Now back to my feelings of discontent with the experiences I’d experienced with “christians” up until this point. As some of you can imagine or even remember in certain situations, the people loudly proclaiming Christianity can be the most harshly judgmental, hurtful and mean people to encounter. I’d had several encounters with people that had unacceptable responses to me based solely on the knowledge of my sexual orientation. Some reactions have been rude, others physically threatening, condemning or just mean. All of my experiences in church or at the B.S.U. functions had always taught that Christianity was living in a way that exemplified God’s presence in you and your life. I always understood that to mean as humans we were to be loving and kind to each other.
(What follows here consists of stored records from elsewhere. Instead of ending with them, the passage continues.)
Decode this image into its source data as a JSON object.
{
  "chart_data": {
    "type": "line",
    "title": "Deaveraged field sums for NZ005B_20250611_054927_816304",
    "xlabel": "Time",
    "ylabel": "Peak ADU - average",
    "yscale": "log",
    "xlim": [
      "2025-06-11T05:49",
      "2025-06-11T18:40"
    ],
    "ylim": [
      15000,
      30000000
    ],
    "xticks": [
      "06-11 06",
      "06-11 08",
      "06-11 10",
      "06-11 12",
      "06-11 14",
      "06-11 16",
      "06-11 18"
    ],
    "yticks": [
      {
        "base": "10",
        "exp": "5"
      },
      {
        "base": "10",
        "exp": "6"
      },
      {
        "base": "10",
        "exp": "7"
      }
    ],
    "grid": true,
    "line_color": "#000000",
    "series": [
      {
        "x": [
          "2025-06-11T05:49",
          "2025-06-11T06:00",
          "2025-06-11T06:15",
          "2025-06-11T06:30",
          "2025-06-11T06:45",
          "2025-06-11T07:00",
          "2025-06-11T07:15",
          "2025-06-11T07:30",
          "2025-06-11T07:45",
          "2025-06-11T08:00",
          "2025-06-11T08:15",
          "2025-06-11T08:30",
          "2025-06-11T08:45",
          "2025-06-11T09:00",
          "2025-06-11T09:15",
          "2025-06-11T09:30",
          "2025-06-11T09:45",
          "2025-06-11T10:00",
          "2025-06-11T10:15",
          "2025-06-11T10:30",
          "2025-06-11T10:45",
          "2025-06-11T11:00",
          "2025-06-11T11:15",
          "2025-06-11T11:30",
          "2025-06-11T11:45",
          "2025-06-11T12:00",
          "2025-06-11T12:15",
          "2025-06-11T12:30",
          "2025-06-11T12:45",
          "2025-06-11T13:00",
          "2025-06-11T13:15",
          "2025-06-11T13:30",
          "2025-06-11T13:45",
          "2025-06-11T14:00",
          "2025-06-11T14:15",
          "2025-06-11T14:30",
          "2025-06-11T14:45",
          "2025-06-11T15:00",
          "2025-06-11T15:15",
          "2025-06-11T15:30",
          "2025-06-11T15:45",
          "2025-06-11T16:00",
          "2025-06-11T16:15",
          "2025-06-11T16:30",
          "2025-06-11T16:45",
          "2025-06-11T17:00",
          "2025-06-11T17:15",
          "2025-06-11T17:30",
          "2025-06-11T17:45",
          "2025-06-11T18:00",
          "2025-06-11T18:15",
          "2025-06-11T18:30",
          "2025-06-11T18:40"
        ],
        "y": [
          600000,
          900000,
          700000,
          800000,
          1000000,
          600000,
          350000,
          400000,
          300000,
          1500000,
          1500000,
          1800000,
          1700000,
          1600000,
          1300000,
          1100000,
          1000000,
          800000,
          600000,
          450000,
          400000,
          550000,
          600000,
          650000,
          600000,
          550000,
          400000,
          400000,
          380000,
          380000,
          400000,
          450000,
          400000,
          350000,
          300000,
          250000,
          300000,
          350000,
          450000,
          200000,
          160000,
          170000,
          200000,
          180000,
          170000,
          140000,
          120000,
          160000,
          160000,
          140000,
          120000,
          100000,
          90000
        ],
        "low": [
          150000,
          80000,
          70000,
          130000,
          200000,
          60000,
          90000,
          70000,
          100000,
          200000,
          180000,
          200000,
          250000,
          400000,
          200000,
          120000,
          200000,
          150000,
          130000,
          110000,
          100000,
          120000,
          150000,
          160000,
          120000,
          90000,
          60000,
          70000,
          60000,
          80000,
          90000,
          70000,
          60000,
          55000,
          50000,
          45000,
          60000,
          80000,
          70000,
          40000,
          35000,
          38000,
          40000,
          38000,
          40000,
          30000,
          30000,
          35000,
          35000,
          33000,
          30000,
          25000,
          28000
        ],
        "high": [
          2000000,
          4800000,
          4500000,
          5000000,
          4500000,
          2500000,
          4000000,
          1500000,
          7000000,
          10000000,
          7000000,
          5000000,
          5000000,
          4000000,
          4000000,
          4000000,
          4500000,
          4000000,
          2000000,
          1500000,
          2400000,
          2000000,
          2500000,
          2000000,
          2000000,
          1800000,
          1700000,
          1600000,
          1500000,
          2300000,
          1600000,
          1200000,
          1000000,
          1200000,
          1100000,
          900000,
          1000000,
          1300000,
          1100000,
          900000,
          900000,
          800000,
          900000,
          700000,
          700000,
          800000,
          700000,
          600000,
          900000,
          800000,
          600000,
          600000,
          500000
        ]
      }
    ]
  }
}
That should give you a better opportunity or at least more insight into understanding my point of view regarding Christianity.
I honestly can’t say that I recall my mother’s reaction to my coming out to her. To the best of my recollection, I got tongue-tied and she actually helped me say it to her. I keep meaning to ask her about it while I have a way to record her responses. Maybe this sharing this story will prompt me to actually do that this time.
Every time I would enter a church I always felt a touch of fear and a big side dose of judgment. Now how much of that was all just lingering in the back of mind because of previous experiences versus how much was actually being aimed at me, I guess I’ll never know for sure now. I do know that the sun is starting to peek out a bit and I am getting sleepy so I will call it a night and pick up my story writing again tomorrow night. So for now, good night reader. We’ll talk again soon.